Open-sourcing the Semantic Layered Research Platform: A Roadmap

| 1 Comment

Yesterday, I promised a bit more detail on what components we'll be open-sourcing under the SLRP banner over the coming weeks and months. We've added much of this information to the SLRP homepage, but I wanted to include it here as well.


The Semantic Layered Research Platform (SLRP, pronounced slurp) is the collective name for the family of software components produced by the IBM Advanced Technology group to utilize semantics throughout the application stack. We'll be releasing these components to the open-source community over the next few months as we polish the initial versions of them and prepare supporting materials (examples, how-tos, documentation, ...). This post is a summary of the components that we'll be releasing, with a brief description of each. The list is arranged in a rough approximation of the order in which we think we'll be able to release them, but the order is very much subject to change.
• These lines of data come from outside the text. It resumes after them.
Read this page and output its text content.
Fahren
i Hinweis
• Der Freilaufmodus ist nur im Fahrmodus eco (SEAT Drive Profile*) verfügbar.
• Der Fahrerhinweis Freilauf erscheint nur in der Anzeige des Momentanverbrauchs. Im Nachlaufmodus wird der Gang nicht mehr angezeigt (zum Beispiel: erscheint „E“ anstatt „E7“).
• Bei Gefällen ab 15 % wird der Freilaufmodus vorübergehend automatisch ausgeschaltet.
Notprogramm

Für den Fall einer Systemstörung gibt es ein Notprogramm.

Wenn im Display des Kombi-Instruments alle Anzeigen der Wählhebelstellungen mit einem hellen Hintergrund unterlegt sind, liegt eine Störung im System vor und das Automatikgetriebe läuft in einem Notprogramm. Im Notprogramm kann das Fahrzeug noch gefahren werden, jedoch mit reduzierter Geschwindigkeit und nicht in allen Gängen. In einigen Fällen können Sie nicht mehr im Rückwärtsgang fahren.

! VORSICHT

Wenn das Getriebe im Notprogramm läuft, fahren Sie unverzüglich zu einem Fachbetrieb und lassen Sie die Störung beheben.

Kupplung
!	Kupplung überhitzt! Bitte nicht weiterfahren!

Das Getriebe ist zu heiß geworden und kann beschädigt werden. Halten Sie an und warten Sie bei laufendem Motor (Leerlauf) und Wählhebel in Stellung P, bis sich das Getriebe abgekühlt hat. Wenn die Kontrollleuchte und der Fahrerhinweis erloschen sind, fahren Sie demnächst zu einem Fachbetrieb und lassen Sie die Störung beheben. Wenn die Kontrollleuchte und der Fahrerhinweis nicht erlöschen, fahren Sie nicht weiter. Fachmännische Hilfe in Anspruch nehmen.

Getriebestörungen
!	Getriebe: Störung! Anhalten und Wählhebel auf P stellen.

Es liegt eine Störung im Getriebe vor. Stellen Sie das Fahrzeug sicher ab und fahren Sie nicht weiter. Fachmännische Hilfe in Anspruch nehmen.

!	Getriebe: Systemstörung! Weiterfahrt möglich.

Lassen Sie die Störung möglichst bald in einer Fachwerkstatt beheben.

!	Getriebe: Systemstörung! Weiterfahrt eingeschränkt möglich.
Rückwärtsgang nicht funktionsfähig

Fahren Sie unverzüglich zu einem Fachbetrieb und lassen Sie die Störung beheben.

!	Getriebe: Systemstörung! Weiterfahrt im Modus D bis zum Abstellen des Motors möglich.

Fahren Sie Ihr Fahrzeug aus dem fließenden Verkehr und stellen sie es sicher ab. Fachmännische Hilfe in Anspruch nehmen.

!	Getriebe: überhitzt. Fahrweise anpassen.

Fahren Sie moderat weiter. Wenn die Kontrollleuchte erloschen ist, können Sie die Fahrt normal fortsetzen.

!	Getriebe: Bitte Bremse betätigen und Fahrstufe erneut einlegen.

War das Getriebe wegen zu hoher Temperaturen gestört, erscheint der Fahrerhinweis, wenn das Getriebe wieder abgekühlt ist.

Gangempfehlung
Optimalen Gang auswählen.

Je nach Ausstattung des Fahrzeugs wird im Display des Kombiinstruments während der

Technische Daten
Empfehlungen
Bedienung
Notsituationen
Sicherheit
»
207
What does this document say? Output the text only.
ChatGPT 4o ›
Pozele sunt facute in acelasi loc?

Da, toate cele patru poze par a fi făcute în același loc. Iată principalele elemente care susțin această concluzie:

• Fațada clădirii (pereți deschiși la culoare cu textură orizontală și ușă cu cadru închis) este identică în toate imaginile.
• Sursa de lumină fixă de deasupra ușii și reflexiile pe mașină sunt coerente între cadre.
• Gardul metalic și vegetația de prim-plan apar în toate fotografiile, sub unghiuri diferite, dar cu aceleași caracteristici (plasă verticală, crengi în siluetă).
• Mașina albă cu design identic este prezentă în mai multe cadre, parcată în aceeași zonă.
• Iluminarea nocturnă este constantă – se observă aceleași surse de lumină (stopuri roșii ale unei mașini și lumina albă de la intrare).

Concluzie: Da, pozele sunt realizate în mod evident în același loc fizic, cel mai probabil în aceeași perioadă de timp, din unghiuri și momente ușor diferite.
  1. Boca1. Boca is the foundation of many of our components. It is an enterprise-featured RDF store that provides support for multiple users, distributed clients, offline work, real-time notification, named-graph modularization, versioning, access controls, and transactions with preconditions. Matt's written more about Boca here. Along with Boca are included two subsystems which may also be interesting on their own:

    • Glitter. Glitter is a SPARQL engine independent of any particular backend. It allows interfaces to backend data sources to plugin to the core engine and generate solutions for portions of SPARQL queries with varying granularity. The core engine orchestrates query rewriting, optimization, and execution, and composes solutions generated by the backend. A Boca-specific backend allows SPARQL queries to be compiled to Boca's temporal database schema.
    • Sleuth. Sleuth provides full-text search capabilities for text literals within Boca. Text literals are indexed with Apache Lucene, and the index also stores information about the named graph, subject, and predicate to which the literal is attached.
  2. DDR. The Distributed Data Repository (DDR) is the binary counterpart to Boca. It's a write-once, read-many store for binary data. Content within DDR receives an LSID, and a registry of metadata extractors ("scrapers") allows metadata to be pulled from the content and stored into a companion Boca server. DDR contains an LSID resolver that returns the stored binary content for the LSID getData() call and returns the Boca named graph containing the metadata in response to the LSID getMetadata() call.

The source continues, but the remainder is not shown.